With all the attention to Barack Obama’s association with Bill Ayers, I thought it readers might be interested to see what Ayers has had to say recently about the actions of the Weather Underground. The most often-cited recent piece to examine Ayers’ views on his days as a fugitive is this one from the New York Times. An excerpt:
”I don’t regret setting bombs,” Bill Ayers said. ”I feel we didn’t do enough.” Mr. Ayers, who spent the 1970’s as a fugitive in the Weather Underground, was sitting in the kitchen of his big turn-of-the-19th-century stone house in the Hyde Park district of Chicago… So, would Mr. Ayers do it all again, he is asked? ”I don’t want to discount the possibility,” he said.

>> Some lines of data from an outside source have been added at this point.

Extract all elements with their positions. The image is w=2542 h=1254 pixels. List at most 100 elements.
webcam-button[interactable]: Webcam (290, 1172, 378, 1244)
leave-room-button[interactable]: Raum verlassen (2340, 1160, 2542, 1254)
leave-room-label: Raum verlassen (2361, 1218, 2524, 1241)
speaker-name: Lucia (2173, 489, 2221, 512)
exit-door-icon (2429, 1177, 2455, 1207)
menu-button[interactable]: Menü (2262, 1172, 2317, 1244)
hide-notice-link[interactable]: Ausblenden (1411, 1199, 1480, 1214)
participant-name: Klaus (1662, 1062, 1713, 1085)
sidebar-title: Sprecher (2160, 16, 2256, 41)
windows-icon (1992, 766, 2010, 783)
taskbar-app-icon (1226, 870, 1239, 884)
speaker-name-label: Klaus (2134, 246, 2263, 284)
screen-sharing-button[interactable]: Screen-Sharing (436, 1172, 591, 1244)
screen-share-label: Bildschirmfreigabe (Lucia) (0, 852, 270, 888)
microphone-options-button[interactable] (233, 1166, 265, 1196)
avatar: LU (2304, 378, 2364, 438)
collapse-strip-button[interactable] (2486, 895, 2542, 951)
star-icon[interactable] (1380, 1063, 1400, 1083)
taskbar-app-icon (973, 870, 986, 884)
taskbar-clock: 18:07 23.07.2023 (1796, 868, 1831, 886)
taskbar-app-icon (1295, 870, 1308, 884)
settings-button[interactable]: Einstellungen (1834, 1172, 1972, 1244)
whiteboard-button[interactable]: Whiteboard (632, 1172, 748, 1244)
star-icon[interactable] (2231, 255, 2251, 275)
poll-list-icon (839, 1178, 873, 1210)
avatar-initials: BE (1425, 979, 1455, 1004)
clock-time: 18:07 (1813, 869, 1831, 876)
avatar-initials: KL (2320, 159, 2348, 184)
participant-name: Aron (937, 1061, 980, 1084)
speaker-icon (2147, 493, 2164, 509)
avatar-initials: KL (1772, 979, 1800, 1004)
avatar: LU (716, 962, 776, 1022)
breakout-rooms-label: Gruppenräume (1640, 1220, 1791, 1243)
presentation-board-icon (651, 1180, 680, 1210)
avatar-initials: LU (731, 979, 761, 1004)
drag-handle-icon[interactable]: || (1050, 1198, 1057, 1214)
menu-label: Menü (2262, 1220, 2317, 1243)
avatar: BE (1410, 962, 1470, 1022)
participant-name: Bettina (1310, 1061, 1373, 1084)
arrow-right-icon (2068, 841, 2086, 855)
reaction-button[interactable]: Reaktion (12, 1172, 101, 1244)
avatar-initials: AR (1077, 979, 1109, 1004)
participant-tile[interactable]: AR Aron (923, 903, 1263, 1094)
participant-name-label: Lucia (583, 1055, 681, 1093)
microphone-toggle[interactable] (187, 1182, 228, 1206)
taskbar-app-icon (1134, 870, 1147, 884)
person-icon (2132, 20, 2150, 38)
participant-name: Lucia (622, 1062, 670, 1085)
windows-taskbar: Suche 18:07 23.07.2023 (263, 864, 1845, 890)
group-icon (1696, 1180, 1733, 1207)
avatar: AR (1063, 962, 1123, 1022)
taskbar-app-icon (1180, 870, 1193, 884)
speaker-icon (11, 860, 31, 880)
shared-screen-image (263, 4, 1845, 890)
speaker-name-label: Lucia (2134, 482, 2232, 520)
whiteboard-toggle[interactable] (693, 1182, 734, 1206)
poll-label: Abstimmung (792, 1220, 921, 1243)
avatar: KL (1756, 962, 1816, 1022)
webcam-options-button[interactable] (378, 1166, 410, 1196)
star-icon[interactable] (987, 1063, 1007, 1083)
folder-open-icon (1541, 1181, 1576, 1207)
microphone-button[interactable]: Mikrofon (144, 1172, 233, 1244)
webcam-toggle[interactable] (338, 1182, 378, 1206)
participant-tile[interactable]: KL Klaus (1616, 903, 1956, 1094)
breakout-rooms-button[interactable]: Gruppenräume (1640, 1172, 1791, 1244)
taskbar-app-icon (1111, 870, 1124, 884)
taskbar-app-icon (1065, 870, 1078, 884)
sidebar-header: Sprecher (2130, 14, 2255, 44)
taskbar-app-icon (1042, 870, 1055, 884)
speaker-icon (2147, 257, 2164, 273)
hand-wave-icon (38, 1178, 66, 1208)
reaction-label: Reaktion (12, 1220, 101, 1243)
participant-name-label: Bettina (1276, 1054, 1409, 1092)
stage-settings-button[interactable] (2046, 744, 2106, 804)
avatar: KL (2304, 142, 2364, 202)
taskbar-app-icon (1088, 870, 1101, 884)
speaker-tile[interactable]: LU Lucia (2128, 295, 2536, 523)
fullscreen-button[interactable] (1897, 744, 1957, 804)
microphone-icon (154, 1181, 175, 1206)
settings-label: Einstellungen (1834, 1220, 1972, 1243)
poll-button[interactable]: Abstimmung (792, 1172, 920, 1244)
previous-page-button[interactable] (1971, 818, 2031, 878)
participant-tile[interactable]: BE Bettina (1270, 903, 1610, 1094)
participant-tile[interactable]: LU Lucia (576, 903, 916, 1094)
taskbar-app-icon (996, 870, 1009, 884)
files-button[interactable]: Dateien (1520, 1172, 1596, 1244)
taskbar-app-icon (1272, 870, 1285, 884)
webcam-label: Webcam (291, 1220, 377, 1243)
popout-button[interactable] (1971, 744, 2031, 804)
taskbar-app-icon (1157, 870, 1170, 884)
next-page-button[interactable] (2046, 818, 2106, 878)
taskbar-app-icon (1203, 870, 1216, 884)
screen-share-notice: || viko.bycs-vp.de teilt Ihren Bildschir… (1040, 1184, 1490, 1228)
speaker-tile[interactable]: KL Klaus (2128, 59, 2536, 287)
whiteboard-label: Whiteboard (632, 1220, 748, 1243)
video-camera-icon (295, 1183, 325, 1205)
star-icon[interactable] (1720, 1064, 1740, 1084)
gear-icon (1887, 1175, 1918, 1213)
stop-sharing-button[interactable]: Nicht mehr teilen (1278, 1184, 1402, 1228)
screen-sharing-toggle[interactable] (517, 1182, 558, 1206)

Ayers also has a blog, in which he rambles about requests that he apologize for his actions:
The episodic notoriety is upon us again. And always the same demand: Say you’re sorry! Of course there is much to regret in any lived life, much to rethink and redo. But opposing the War in Viet Nam with every fiber is not one of them.
If you’re looking for more about Ayers, and how he now views his days as a young and violent radical, check out Ronald Radosh’s review of Ayers’ memoir, published in THE WEEKLY STANDARD shortly after September 11:
What Ayers does not mention is that the bomb that killed his friends was an antipersonnel bomb meant for an army dance at Fort Dix in New Jersey. Had it exploded at its chosen target, thousands of soldiers and their dates would have been killed. “Terrorists destroy randomly,” he writes, “while our actions bore…the precise stamp of a cut diamond. Terrorists intimidate, while we aimed only to educate.” Somehow, the GIs his comrades aimed to kill-or the policemen he might have murdered had a bomb he planted in a Chicago station gone off-do not count. And the GIs’ dates, and the civilians working at the police station, also do not count. Their deaths would simply have been a way of educating people-as Bill Ayers continues to educate them at the University of Illinois, Chicago.
Does Obama really think that Ayers is just like his Senate colleague, Tom Coburn?